O STF também julga outros três acusados por suposto envolvimento no assassinato: o ex-delegado da Polícia Civil do Rio de Janeiro, Rivaldo Barbosa; o ex-policial militar Ronald Paulo de Alves, e Robson Calixto Fonseca, ex-assessor do TCE.

Barbosa é acusado de ter se aproveitado de sua posição de comando na Polícia Civil do Rio de Janeiro para obstruir as investigações e garantir a impunidade dos autores intelectuais.

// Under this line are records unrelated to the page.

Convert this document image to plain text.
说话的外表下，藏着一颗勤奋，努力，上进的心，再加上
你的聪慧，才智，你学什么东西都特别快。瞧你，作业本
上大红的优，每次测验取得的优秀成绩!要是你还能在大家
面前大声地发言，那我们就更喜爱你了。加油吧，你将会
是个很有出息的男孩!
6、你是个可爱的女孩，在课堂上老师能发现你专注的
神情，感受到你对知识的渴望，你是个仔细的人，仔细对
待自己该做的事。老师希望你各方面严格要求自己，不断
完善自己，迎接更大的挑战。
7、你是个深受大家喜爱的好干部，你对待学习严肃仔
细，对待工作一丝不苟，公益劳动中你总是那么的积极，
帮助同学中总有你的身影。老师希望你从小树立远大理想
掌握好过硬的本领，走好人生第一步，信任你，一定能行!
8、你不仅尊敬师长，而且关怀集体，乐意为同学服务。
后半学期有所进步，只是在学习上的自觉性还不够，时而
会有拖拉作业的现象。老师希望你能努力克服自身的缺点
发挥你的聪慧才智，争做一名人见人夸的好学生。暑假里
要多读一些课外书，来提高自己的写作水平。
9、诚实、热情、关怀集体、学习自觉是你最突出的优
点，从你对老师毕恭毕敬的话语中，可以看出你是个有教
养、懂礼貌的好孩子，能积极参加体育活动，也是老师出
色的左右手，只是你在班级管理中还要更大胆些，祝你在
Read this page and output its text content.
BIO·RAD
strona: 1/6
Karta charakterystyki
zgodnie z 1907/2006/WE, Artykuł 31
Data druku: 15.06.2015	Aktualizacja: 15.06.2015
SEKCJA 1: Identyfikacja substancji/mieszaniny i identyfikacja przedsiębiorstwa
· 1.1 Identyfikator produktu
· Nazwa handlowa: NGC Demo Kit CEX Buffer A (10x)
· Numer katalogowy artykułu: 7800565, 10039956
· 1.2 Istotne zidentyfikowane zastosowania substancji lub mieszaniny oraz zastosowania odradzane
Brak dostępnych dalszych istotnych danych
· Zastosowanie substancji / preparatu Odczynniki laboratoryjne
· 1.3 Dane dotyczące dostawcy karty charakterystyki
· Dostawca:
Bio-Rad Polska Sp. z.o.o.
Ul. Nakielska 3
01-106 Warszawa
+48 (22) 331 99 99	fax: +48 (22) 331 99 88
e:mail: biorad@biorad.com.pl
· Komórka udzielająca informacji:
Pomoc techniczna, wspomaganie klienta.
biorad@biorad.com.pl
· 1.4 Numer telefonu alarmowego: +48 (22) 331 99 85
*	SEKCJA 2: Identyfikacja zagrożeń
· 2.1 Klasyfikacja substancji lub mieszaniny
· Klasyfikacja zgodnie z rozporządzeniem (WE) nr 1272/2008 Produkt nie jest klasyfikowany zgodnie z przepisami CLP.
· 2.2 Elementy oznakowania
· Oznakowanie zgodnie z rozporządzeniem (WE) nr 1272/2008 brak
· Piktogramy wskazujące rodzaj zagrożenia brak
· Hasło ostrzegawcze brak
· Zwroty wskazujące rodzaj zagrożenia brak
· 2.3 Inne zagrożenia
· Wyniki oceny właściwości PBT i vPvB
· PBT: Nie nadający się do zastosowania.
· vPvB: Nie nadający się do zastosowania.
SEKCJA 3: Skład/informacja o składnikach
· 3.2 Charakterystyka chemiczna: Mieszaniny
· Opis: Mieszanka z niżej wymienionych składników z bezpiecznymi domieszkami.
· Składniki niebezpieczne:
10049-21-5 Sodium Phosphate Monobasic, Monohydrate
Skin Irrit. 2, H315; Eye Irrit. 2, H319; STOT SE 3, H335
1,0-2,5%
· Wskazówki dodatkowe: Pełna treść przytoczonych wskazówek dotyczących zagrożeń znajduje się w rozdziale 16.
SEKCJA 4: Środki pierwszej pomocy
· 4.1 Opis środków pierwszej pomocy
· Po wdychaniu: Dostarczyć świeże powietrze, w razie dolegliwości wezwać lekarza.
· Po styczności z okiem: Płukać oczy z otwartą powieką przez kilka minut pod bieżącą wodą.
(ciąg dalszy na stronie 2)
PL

Quatro acusados estão em prisão preventiva e Chiquinho Brazão está atualmente em prisão domiciliar.

- Delação premiada -

Em outubro de 2024, um júri popular condenou Ronnie Lessa a 78 anos de prisão, um ex-policial que confessou ter matado Marielle com uma submetralhadora.

Ele atirou contra a então vereadora e seu motorista de um veículo conduzido por seu cúmplice Élcio Queiroz, que foi condenado a 59 anos de reclusão.

Durante o julgamento, Lessa disse que ficou "cego" e "louco" de ambição pelo valor oferecido para cometer o crime: R$ 25 milhões.

Os irmãos Brazão negam as acusações e questionam a validade de um acordo de delação premiada (colaboração premiada) firmado por Lessa com a Justiça para confessar.

"A denúncia está fundamentada não apenas na colaboração premiada de Ronnie Lessa. Está fundamentada em diversos elementos indiciários, depoimentos, documentos que corroboram essas imputações iniciais feitas pela Procuradoria-Geral da República", disse, em 2024, o ministro Alexandre de Moraes, ao justificar a abertura da ação penal contra os acusados.

Na qualidade de relator do caso, Moraes será o primeiro dos quatro ministros da Primeira Turma do STF a votar pela condenação ou absolvição.

O ministro foi relator de outro processo histórico, no qual o ex-presidente Jair Bolsonaro (PL) foi condenado a 27 anos de prisão por tentativa de golpe de Estado.